Spark Funds, an asset management company wants to make investments in a few companies. Spark Funds wants to understand the global trends in investments so that they can take the investment decisions effectively.
Spark Funds has two minor constraints for investments:
- It wants to invest between 5 to 15 million USD per round of investment
- It wants to invest only in English-speaking countries because of the ease of communication with the companies it would invest in
- For your analysis, consider a country to be English speaking only if English is one of the official languages in that country
- You may use this list: Click here for a list of countries where English is an official language.
Spark Funds wants to invest where most other investors are investing. This pattern is often observed among early stage startup investors.
-
Business objective: The objective is to identify the best sectors, countries, and a suitable investment type for making investments. The overall strategy is to invest where others are investing, implying that the best sectors and countries are the ones where most investments are happening.
-
Goals of data analysis:
- Investment type analysis: Understanding investments in venture, seed/angel, private equity categories, etc. so Spark Funds can decide which type is best suited for its strategy.
- Country analysis: Understanding which countries have had the most investments in the past. These will be Spark Funds’ favourites as well.
- Sector analysis: Understanding the distribution of investments across the eight main sectors. (Note that we are interested in the eight main sectors provided in the mapping file. The two files — companies and rounds2 — have numerous sub-sector names; hence, you will need to map each sub-sector to its main sector.)
- Company details
- Permalink: Unique ID of company
- name: Company name
- homepage_url: Website URL
- category_list:Category/categories to which a company belongs
- status: Operational status
- country_code: Country Code
- state_code: State
- Funding round details : (rounds.csv)
- company_permalink: Unique ID of company
- funding_round_permalink:Unique ID of funding round
- funding_round_type: Type of funding – venture, angel, private equity etc.
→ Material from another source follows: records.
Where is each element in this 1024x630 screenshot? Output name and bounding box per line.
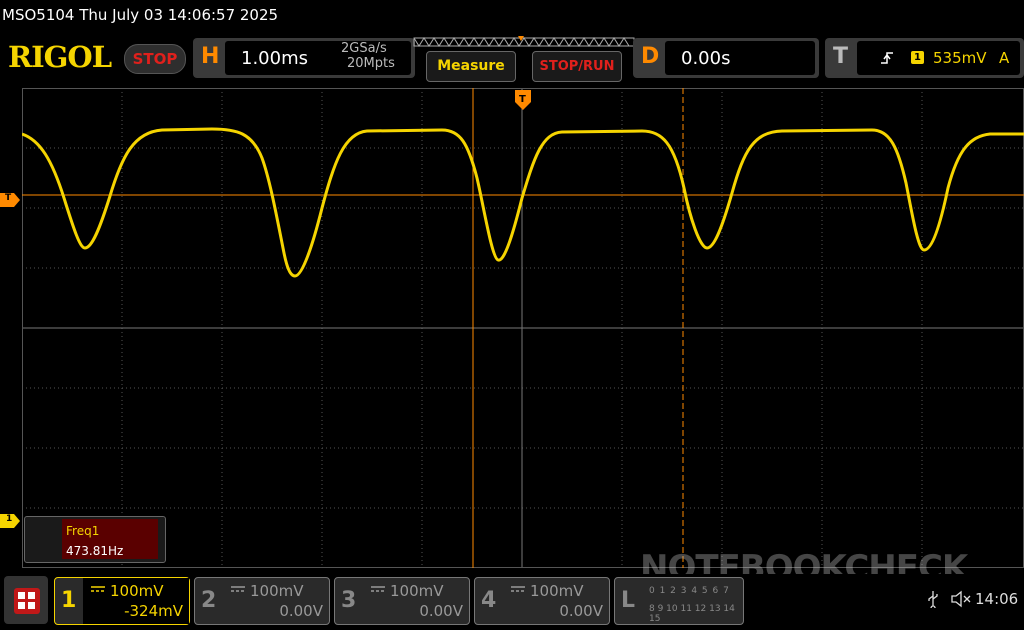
grid-menu-icon [18,592,35,609]
trigger-label: T [833,44,849,69]
stop-run-button[interactable]: STOP/RUN [532,51,622,82]
trigger-level: 535mV [933,49,987,67]
measure-button[interactable]: Measure [426,51,516,82]
channel-2-scale: 100mV [250,582,304,600]
channel-2-number: 2 [201,588,217,613]
channel-4-offset: 0.00V [559,602,603,620]
channel-3-offset: 0.00V [419,602,463,620]
channel-1-scale: 100mV [110,582,164,600]
channel-3-scale: 100mV [390,582,444,600]
channel-3-panel[interactable]: 3 100mV 0.00V [334,577,470,625]
dc-coupling-icon [231,586,245,592]
trigger-source-badge: 1 [911,51,924,64]
horizontal-panel[interactable]: H 1.00ms 2GSa/s 20Mpts [193,38,415,78]
trigger-panel[interactable]: T 1 535mV A [825,38,1024,78]
usb-icon [928,591,938,608]
dc-coupling-icon [91,586,105,592]
channel-2-offset: 0.00V [279,602,323,620]
timebase-value: 1.00ms [241,48,308,69]
main-menu-button[interactable] [4,576,48,624]
speaker-muted-icon[interactable] [950,590,972,608]
rising-edge-icon [881,52,893,64]
run-state-button[interactable]: STOP [124,44,186,74]
sample-rate: 2GSa/s [341,41,387,56]
memory-depth: 20Mpts [347,56,395,71]
trigger-level-marker-label: T [5,193,12,203]
trigger-mode: A [999,49,1010,67]
dc-coupling-icon [511,586,525,592]
horizontal-label: H [201,44,220,69]
logic-channels-row1: 0 1 2 3 4 5 6 7 [649,586,730,596]
rigol-logo: RIGOL [8,40,112,74]
channel-3-number: 3 [341,588,357,613]
measurement-panel[interactable]: Freq1 473.81Hz [24,516,166,563]
logic-channels-row2: 8 9 10 11 12 13 14 15 [649,604,735,624]
delay-value: 0.00s [681,48,731,69]
channel-4-number: 4 [481,588,497,613]
memory-indicator [413,36,635,47]
trigger-position-marker-label: T [519,94,526,105]
channel-1-offset: -324mV [124,602,183,620]
clock-time: 14:06 [975,590,1019,608]
channel-4-panel[interactable]: 4 100mV 0.00V [474,577,610,625]
logic-label: L [621,588,636,613]
ch1-waveform [22,127,1024,278]
ch1-offset-marker-label: 1 [6,514,13,524]
waveform-display[interactable] [22,88,1024,568]
channel-1-number: 1 [61,588,77,613]
measurement-value: 473.81Hz [66,544,124,558]
logic-analyzer-panel[interactable]: L 0 1 2 3 4 5 6 7 8 9 10 11 12 13 14 15 [614,577,744,625]
delay-panel[interactable]: D 0.00s [633,38,819,78]
title-bar: MSO5104 Thu July 03 14:06:57 2025 [0,0,1024,34]
dc-coupling-icon [371,586,385,592]
delay-label: D [641,44,660,69]
channel-2-panel[interactable]: 2 100mV 0.00V [194,577,330,625]
channel-4-scale: 100mV [530,582,584,600]
channel-1-panel[interactable]: 1 100mV -324mV [54,577,190,625]
device-title: MSO5104 Thu July 03 14:06:57 2025 [2,6,279,24]
measurement-label: Freq1 [66,524,100,538]
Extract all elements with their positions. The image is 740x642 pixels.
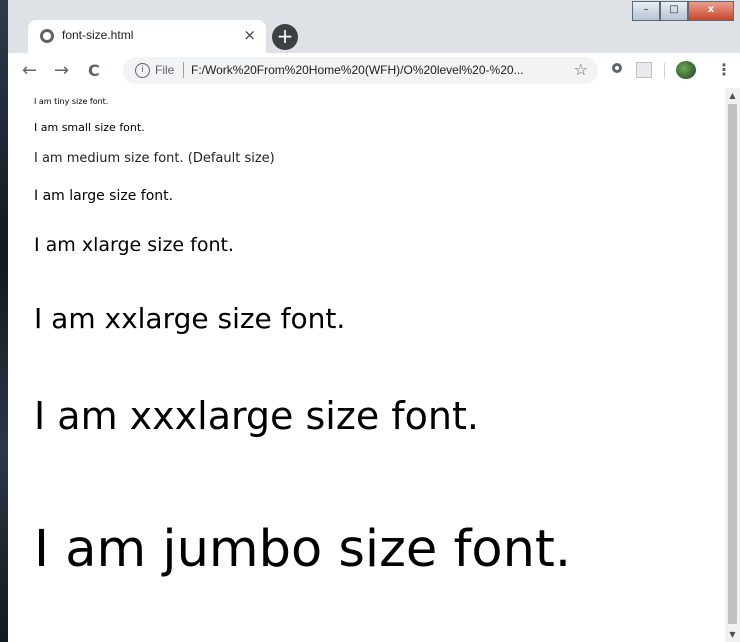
info-icon[interactable]: i	[135, 63, 150, 78]
new-tab-button[interactable]: +	[272, 24, 298, 50]
star-icon[interactable]: ☆	[574, 60, 588, 79]
browser-toolbar: ← → C i File F:/Work%20From%20Home%20(WF…	[8, 53, 740, 89]
text-jumbo: I am jumbo size font.	[34, 520, 572, 579]
browser-window: font-size.html × + – □ x ← → C i File F:…	[8, 0, 740, 642]
window-controls: – □ x	[632, 1, 734, 21]
toolbar-separator	[664, 63, 665, 79]
scroll-down-arrow-icon[interactable]: ▼	[725, 627, 740, 642]
globe-icon	[40, 29, 54, 43]
minimize-button[interactable]: –	[632, 1, 660, 21]
vertical-scrollbar[interactable]: ▲ ▼	[725, 88, 740, 642]
reload-button[interactable]: C	[88, 61, 100, 80]
close-icon[interactable]: ×	[243, 26, 256, 44]
circle-extension-icon[interactable]	[612, 63, 622, 73]
maximize-button[interactable]: □	[660, 1, 688, 21]
address-bar[interactable]: i File F:/Work%20From%20Home%20(WFH)/O%2…	[123, 57, 598, 84]
text-tiny: I am tiny size font.	[34, 97, 109, 106]
back-button[interactable]: ←	[22, 60, 37, 81]
text-small: I am small size font.	[34, 121, 145, 134]
tab-title: font-size.html	[62, 28, 134, 42]
pdf-extension-icon[interactable]	[636, 62, 652, 78]
scroll-thumb[interactable]	[728, 104, 737, 624]
title-bar: font-size.html × + – □ x	[8, 0, 740, 53]
text-xxxlarge: I am xxxlarge size font.	[34, 394, 479, 438]
page-content: I am tiny size font. I am small size fon…	[8, 88, 725, 642]
earth-extension-icon[interactable]	[676, 61, 696, 79]
text-xxlarge: I am xxlarge size font.	[34, 302, 346, 335]
address-separator	[183, 62, 184, 78]
text-medium: I am medium size font. (Default size)	[34, 151, 275, 166]
close-window-button[interactable]: x	[688, 1, 734, 21]
menu-icon[interactable]: ⋮	[716, 60, 732, 79]
text-large: I am large size font.	[34, 188, 174, 204]
url-text[interactable]: F:/Work%20From%20Home%20(WFH)/O%20level%…	[191, 63, 524, 77]
scroll-up-arrow-icon[interactable]: ▲	[725, 88, 740, 103]
tab-font-size[interactable]: font-size.html ×	[28, 20, 266, 53]
scheme-label: File	[155, 63, 175, 77]
text-xlarge: I am xlarge size font.	[34, 234, 234, 256]
forward-button[interactable]: →	[54, 60, 69, 81]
- funding_round_code: Round of venture funding (round A, B etc.)
- funded_at: Date of funding
- raised_amount_usd: Money raised in funding (USD)
- Sector Classification mapping.csv: This file maps the numerous category names in the companies table (such 3D printing, aerospace, agriculture, etc.) to eight broad sector names. The purpose is to simplify the analysis into eight sector buckets, rather than trying to analyse hundreds of them.
- How many unique companies are present in rounds2?
- How many unique companies are present in companies?
- In the companies data frame, which column can be used as the unique key for each company? Write the name of the column.
- Are there any companies in the rounds2 file which are not present in companies? Answer yes or no: Y/N
- Merge the two data frames so that all variables (columns) in the companies frame are added to the rounds2 data frame. Name the merged frame master_frame. How many observations are present in master_frame?